Camino cinco cuadras y alguien de la nada me golpea la espalda. Es míster K. que me toma por los hombros y me interroga: “¿Con quien has estado tratando? Habla imbécil”. “Con el fulano que convenimos, recuerda la solicitud que me hizo, jefe. Esta lista la vaina”. “Vamos, que hay mucho trabajo que hacer”. Y nos dirigimos juntos a laborar, aunque la noche se haga día sobre mi máquina de escribir.

Lo último que recuerdo es la cara de cerdo compungido de Valerio; el cretino estaba cagado encima, literalmente. Primero le asenté un disparo en la rodilla, mierda eso debe haber dolido. Y los borbotones de sangre me hicieron vomitar un poco, le coloqué un cigarrillo en los labios para que dejara de gritar y comencé a leerle mi escrito inconcluso:

“Donde las mentes se hacen chicha de cucarachas reinara la paz de los profetas. Esos lobos que pisan la voluntad de los débiles como hormigas indefensas. Lejos del escritorio de trabajo, sobre el cadáver de los muertos vivientes surge la moral absoluta. Del que se sabe libre, del que se siente sabio, del que camina sobre la tierra fuera de tiempo y espacio. Es dueño de sí mismo…”

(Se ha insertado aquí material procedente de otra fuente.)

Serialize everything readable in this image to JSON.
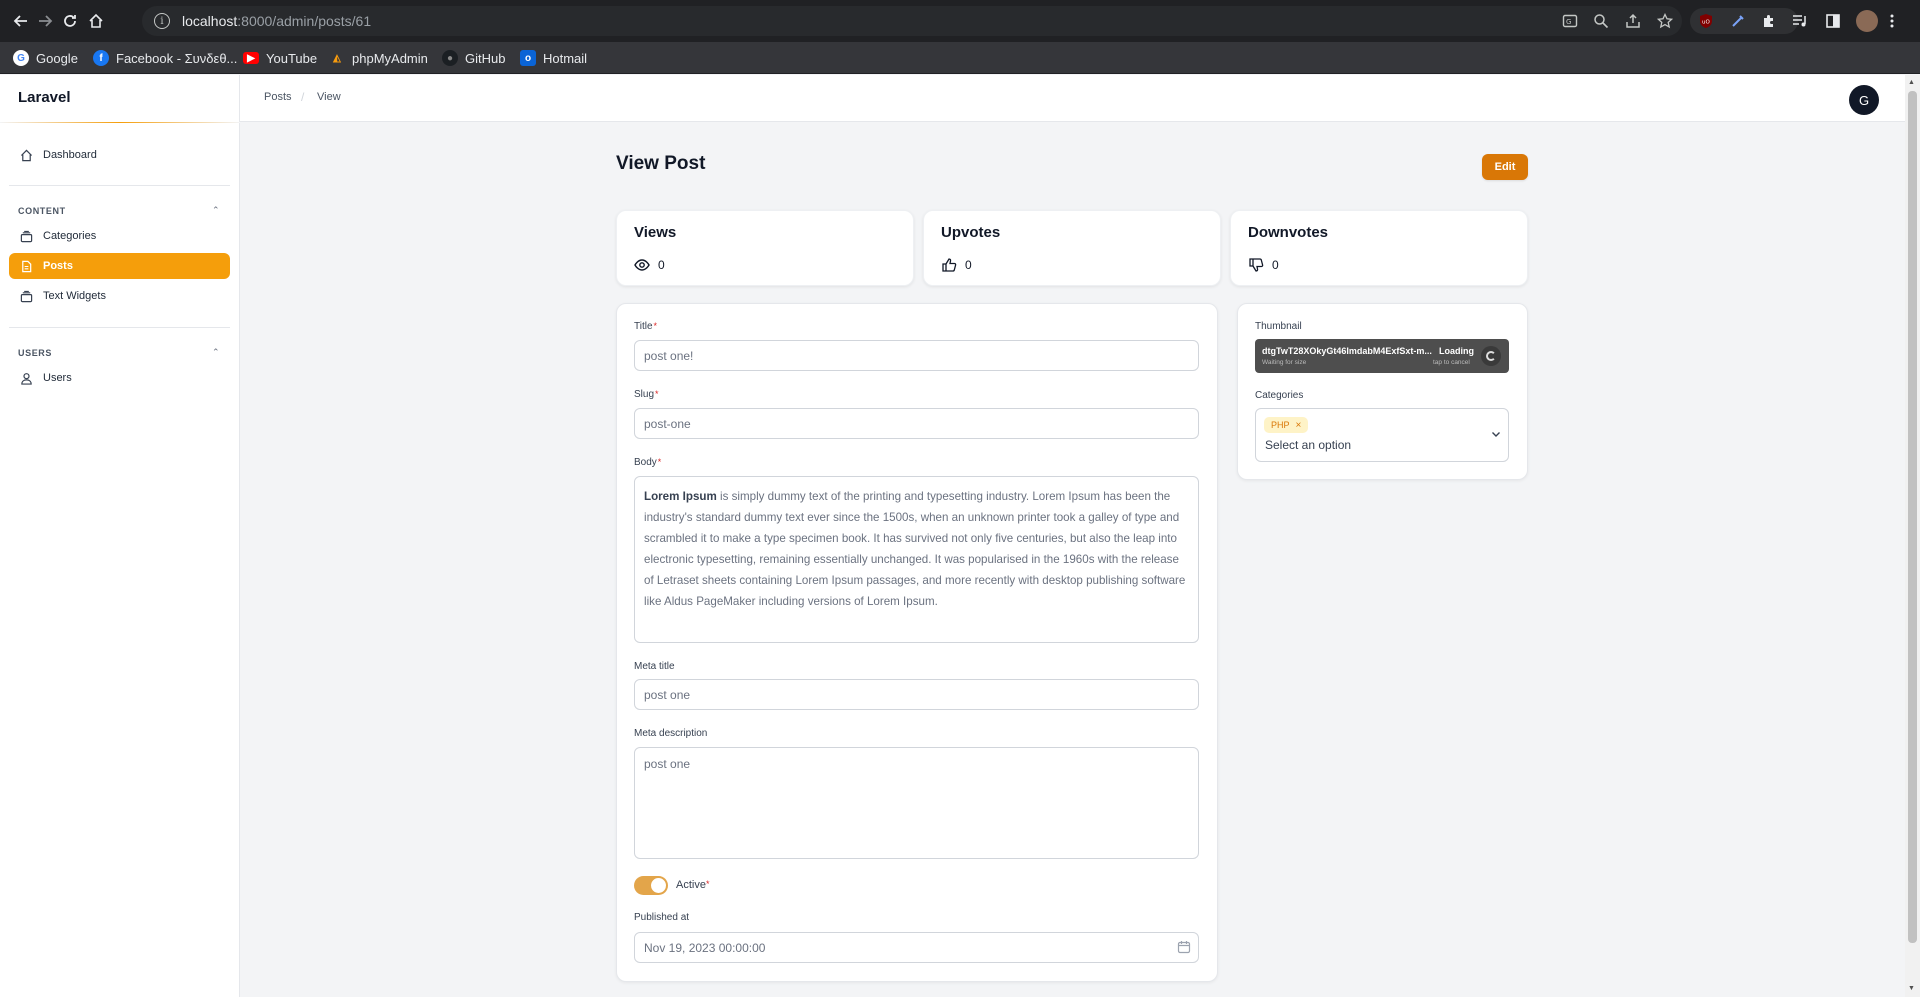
{
  "browser": {
    "url_host": "localhost",
    "url_path": ":8000/admin/posts/61",
    "bookmarks": [
      "Google",
      "Facebook - Συνδεθ...",
      "YouTube",
      "phpMyAdmin",
      "GitHub",
      "Hotmail"
    ]
  },
  "sidebar": {
    "brand": "Laravel",
    "dashboard": "Dashboard",
    "groups": [
      {
        "label": "CONTENT",
        "items": [
          "Categories",
          "Posts",
          "Text Widgets"
        ]
      },
      {
        "label": "USERS",
        "items": [
          "Users"
        ]
      }
    ],
    "active_item": "Posts"
  },
  "topbar": {
    "breadcrumb": [
      "Posts",
      "View"
    ],
    "avatar_initial": "G"
  },
  "page": {
    "title": "View Post",
    "edit_label": "Edit"
  },
  "stats": [
    {
      "label": "Views",
      "value": "0",
      "icon": "eye-icon"
    },
    {
      "label": "Upvotes",
      "value": "0",
      "icon": "thumbs-up-icon"
    },
    {
      "label": "Downvotes",
      "value": "0",
      "icon": "thumbs-down-icon"
    }
  ],
  "form": {
    "title_label": "Title",
    "title_value": "post one!",
    "slug_label": "Slug",
    "slug_value": "post-one",
    "body_label": "Body",
    "body_bold": "Lorem Ipsum",
    "body_text": " is simply dummy text of the printing and typesetting industry. Lorem Ipsum has been the industry's standard dummy text ever since the 1500s, when an unknown printer took a galley of type and scrambled it to make a type specimen book. It has survived not only five centuries, but also the leap into electronic typesetting, remaining essentially unchanged. It was popularised in the 1960s with the release of Letraset sheets containing Lorem Ipsum passages, and more recently with desktop publishing software like Aldus PageMaker including versions of Lorem Ipsum.",
    "meta_title_label": "Meta title",
    "meta_title_value": "post one",
    "meta_description_label": "Meta description",
    "meta_description_value": "post one",
    "active_label": "Active",
    "active_value": true,
    "published_label": "Published at",
    "published_value": "Nov 19, 2023 00:00:00",
    "required_mark": "*"
  },
  "side_form": {
    "thumbnail_label": "Thumbnail",
    "thumbnail_file": "dtgTwT28XOkyGt46ImdabM4ExfSxt-m...",
    "thumbnail_sub": "Waiting for size",
    "thumbnail_status": "Loading",
    "thumbnail_cancel": "tap to cancel",
    "categories_label": "Categories",
    "categories_chip": "PHP",
    "categories_placeholder": "Select an option"
  },
  "colors": {
    "accent": "#f59e0b",
    "edit_button": "#d97706",
    "chip_bg": "#fef3c7"
  }
}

  • ¿Te gusta, amigo mío? Que dices, esta jodido este tipo. Tiene una pila de mierda en la cabeza – tosí un poco y bebí un trago de ginebra.
  • Yo tengo hijos, Peter. Acaso no te interesa eso. No puedo morir, no ahora, no sabía que estabas loco. Perdona si te jodi demasiado en el trabajo, no sabia…
  •     Yo no tengo nada, pendejo. Crees que eso me importa; hace rato el señor K. mi nuevo jefe, me dio la oportunidad de ascender con la condición de eliminarte. Voy a leerte algo conmovedor… escucha.

Apertrechado en un vagón de pasajero, iba rumbo a lo desconocido. Dentro del mismo la gruesa nube de humo hacía pensar en un barrio peligroso, quizás una callejuela ciega en Chinatown. Pero, del otro lado la tos me hizo rectificar en los rasgos familiares, la sonrisa adoquinada, el olor a naftalina del jefe; se dibujaba una silueta parecida a un insecto, me froté los ojos para enfocar. Se trataba del señor K. que me devolvió un gesto afirmativo, este podía saber lo que pensaba. Sentí un escalofrió atroz, el miedo corría por mi cuerpo.